Here is Luke “Mr. 80 Million” Mangan again …
“In our age group, we just did anything, worked anywhere to get where we wanted to go,’’ he told The Saturday Telegraph. “Today I get apprentices’ mums calling and saying about Little Johnny, ‘you’re working him 50 hours a week’.
“My mum and dad would drop me off at the train station and make darn sure I worked 50 hours a week — work that out.’’
… Such fond, faded and sepia-toned memories of simpler times, when a man knew the value of a penny, and children would race billy-carts made from orange crates up and down the back lanes of inner suburbia on weekends or after school, and a boy was taught to work hard, taught the meaning of hard work, harder than any boy had ever worked before, for they be a whuppin’ in the offing he don’t, a hard-scrabble, scratching and scraping life, but the kids today …
They expect, that if you are going to ask them to work for 50 hours a week, you will fucking well pay them for it, and if you are not prepared to do that, then do the FUCKING WORK YOURSELF.
They expect, that if you are going to ask them to work till 12.00pm on a Sunday evening, they will be appropriately recompensed for working such unsociable hours, the hours that keep them away from their partners or their children, away from their friends, the hours they will work simply because, and for no reason other, that they NEED THE FUCKING MONEY IN ORDER TO LIVE, and maybe you could throw in a CabCharge voucher as well so they can get home without being bashed or raped on the way by some lunatic cunt.
If you are going to start a business, you are expected to comply with certain rules and regulations, especially if you are employing other people, and if you did enter into your business unaware that it’s nature would require you to pay your employees penalty rates for irregular hours, then you are a wanking twat and your business deserves to fail. You knew the rules when you entered the game. You don’t enter the game and decide you need some new rules simply because the existing ones no longer suit your sucking greed.
I do not expect this campaign against penalty rates from the folk of “Chambers Across Australia” to resonate particularly well with the average member of the wage-earning public, but one can never be too sure how such things may pan out given we have a federal government who seem pathologically obsessed in doing anything and everything within their power to fuck with people’s lives, whether it be through health, education, welfare or work.
A new underclass, they are the Morlocks, and we are the Eloi.
However … as the recently made redundant former Premier of Queensland, Campbell Newman did find out, in one very brief term of office, if, upon ascending to office, one of your first actions – in the name of fiscal purity – is to sack 40,000 public servants, you lose 40,000 votes.

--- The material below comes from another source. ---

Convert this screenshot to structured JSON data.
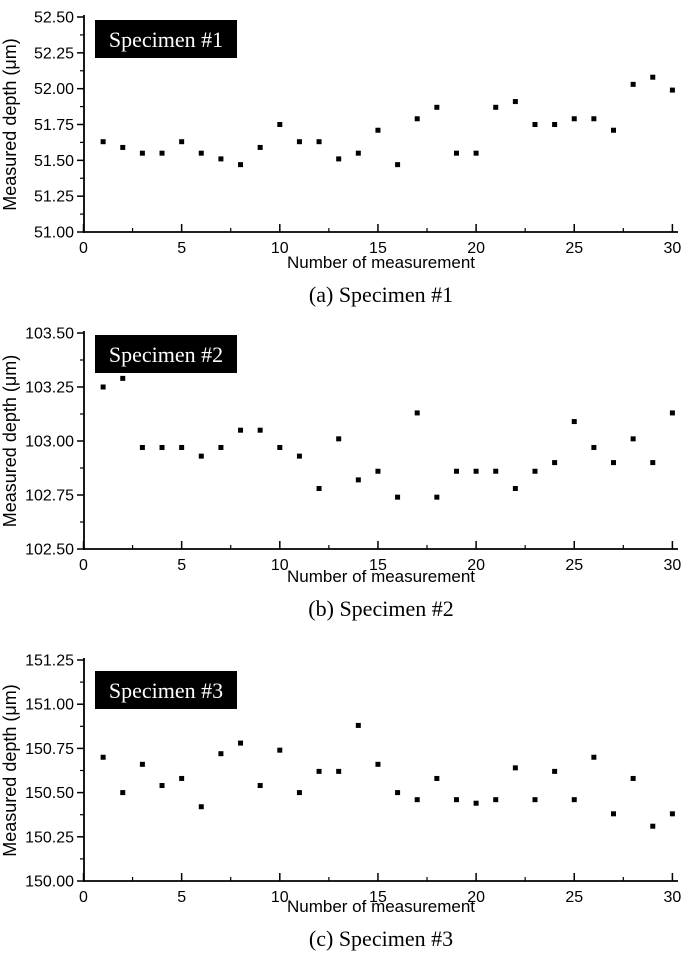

If each of those 40,000 have one or more relatives, dependents or close friends negatively affected by this action, you lose double that, maybe 100,000, maybe more.
Do you really, seriously, want to fuck with the viability of so many other people’s livelihoods?
Be careful what you wish for, boys.
That night nurse may suddenly find herself all out of painkillers just when you need them most.